Surf Spots @ St. Francis Bay - Next to Jeffrey’s Bay you will find St. Francis Bay. This little surf town is only a short drive away and definitely worth the visit!
- Anne’s Avenue - This beach break has a hollow, fast and ledgy wave and is very consistent. To surf these waters, you better have some surfing experience.
- Bruce’s Beauties - A century ago, a guy called Bruce went to search the perfect wave…Here is where he found it. Bruce’s Beauties has the A-class wave, just as Super Tubes. It has a very fast, powerful and hollow wave. This is where you can see the masters at work. Only down-side: It is very inconsistent and breaks only a few days a year.
- Seal Point - A bit further, you’ll find a spot for all surfers, called Seals Point. The waves are less hollow as Bruce’s but on a good day, they can offer a long ride.
- Huletts - Huletts is situated between Bruce’s Beauties and Anne’s Avenue. It is appropriate for surfers of all levels. If you master Huletts, you could give Bruce’s a try.
Surf Spots @ Jeffreys Bay - Jeffrey’s Bay is world-renowned for its many different surf breaks, each possessing its own magic.
- Kitchen Windows (near Main Beach) - This surf break is an excellent place to learn how to ride waves. It is a peak that breaks left and right.
- Magna Tubes - Here you’ll find fast powerful and classic waves, as good as anywhere else.
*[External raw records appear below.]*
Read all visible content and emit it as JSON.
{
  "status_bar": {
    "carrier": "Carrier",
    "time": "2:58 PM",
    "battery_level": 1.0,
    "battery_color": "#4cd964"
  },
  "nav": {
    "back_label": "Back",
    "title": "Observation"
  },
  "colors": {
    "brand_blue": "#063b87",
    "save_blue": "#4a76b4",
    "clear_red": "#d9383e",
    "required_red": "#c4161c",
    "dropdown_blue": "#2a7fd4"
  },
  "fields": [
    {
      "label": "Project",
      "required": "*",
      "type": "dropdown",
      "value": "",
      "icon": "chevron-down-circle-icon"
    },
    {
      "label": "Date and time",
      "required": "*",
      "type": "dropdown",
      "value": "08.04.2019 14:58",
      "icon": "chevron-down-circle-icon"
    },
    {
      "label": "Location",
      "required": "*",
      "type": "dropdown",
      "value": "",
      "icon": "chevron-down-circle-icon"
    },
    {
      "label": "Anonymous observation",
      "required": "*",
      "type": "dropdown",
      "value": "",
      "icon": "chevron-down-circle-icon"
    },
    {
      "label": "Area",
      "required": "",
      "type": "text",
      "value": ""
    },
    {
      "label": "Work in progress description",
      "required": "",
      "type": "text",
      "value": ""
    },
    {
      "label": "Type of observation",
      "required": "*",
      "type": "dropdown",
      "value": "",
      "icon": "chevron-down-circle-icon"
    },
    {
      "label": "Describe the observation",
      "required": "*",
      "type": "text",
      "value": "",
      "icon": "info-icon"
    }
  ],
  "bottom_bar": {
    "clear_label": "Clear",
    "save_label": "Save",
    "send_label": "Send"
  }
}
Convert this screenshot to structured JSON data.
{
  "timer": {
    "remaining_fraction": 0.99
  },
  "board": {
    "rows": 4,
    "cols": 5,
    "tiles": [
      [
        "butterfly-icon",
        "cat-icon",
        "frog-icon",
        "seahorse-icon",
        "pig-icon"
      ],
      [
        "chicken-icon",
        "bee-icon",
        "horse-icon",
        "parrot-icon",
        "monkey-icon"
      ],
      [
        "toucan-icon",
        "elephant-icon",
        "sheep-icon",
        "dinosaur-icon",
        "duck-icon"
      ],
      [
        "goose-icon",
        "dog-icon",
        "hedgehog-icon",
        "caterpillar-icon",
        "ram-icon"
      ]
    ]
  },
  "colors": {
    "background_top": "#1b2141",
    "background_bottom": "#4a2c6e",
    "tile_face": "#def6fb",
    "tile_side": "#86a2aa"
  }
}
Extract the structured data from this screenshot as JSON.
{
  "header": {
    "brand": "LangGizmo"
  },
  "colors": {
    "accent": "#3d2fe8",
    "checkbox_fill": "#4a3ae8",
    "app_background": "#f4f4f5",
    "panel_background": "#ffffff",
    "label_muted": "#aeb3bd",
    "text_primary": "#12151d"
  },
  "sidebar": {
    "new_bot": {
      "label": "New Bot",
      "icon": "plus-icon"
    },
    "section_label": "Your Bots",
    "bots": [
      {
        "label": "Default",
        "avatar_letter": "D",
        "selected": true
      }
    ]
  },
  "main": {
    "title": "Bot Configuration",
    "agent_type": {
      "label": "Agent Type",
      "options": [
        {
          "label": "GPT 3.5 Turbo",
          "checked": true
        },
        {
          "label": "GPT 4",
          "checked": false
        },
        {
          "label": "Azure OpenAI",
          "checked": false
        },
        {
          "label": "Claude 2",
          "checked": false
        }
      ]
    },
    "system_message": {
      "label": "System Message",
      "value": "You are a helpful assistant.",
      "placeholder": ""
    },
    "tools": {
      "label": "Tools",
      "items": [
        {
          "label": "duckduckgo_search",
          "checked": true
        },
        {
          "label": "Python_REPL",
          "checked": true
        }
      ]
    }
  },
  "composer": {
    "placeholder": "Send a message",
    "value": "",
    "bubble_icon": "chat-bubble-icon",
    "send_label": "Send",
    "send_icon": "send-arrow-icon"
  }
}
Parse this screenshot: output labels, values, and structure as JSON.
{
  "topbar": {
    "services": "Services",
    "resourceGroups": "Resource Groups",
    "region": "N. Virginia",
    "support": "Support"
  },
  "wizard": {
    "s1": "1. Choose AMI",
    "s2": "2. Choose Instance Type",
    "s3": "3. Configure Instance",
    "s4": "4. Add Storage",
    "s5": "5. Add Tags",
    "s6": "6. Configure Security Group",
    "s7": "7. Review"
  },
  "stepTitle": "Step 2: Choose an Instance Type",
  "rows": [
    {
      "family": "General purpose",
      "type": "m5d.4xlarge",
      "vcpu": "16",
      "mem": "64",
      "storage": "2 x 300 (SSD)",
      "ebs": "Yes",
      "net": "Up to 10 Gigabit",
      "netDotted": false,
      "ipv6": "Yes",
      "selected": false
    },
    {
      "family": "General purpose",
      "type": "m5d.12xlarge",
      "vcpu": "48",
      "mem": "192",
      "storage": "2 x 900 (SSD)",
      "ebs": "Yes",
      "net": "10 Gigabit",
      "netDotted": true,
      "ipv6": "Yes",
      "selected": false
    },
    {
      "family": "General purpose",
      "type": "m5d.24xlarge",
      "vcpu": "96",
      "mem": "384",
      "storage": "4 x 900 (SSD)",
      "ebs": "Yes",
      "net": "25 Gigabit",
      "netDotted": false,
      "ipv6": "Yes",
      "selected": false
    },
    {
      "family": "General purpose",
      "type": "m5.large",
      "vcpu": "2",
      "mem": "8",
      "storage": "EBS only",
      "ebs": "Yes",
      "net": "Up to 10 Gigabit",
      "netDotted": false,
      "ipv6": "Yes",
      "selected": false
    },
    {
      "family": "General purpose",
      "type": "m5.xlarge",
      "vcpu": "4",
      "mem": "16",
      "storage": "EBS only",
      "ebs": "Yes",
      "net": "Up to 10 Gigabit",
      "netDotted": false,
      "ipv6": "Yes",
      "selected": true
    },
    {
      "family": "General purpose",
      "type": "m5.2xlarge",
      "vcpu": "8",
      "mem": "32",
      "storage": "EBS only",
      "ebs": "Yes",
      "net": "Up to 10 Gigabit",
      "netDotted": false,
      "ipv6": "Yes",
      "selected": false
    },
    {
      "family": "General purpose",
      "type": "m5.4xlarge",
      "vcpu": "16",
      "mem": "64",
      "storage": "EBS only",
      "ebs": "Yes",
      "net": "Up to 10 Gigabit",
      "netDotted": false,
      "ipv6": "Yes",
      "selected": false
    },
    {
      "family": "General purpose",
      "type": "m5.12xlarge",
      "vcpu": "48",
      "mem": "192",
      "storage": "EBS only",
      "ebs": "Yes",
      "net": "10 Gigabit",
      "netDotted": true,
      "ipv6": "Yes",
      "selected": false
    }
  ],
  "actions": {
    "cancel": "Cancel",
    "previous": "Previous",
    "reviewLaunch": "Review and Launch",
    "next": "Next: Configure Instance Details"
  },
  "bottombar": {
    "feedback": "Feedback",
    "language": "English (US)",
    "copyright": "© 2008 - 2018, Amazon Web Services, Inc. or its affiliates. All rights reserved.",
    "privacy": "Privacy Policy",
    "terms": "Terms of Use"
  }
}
- Boneyards - Boneyards is right next to Supers. You will be able to recognize it with ease, as it is the spot where the waves are breaking almost perfectly, but there are only one or two guys sitting out there. Don’t be fooled, this is a locals only break and they take it as a serious offence if you as an outsider decide to surf there. Yeah, it may have the better wave, but that is the bonus of being a local at Jeffrey's Bay for quite some period of time.
- Super Tubes - The waves here can get large (up to about 10 - 12 feet). This is the ultimate test of your surfing ability. It is very fast, powerful, and very long and as the name suggests, getting tubed is the name of the game. It’s suited only to people experienced in surfing. Super Tubes - the best!
- Salad bowls -These waves a short en hollow. The water is quite shallow so this place is reserved for experienced surfers.
- Tubes - This is a short, perfect hollow wave. Once you master Tubes, you can surf Super Tubes.
- Point - The Point is 100% enjoyable with cutback sections and everything else you could possibly want from a wave. The waves here tend to be a little smaller than those at Boneyards and Supers. The difference is, that you will have a much longer ride here than at the other two.
- Albatross (near Kabeljous Caravan Park) - A wave in the same class as Point and mostly uncrowded.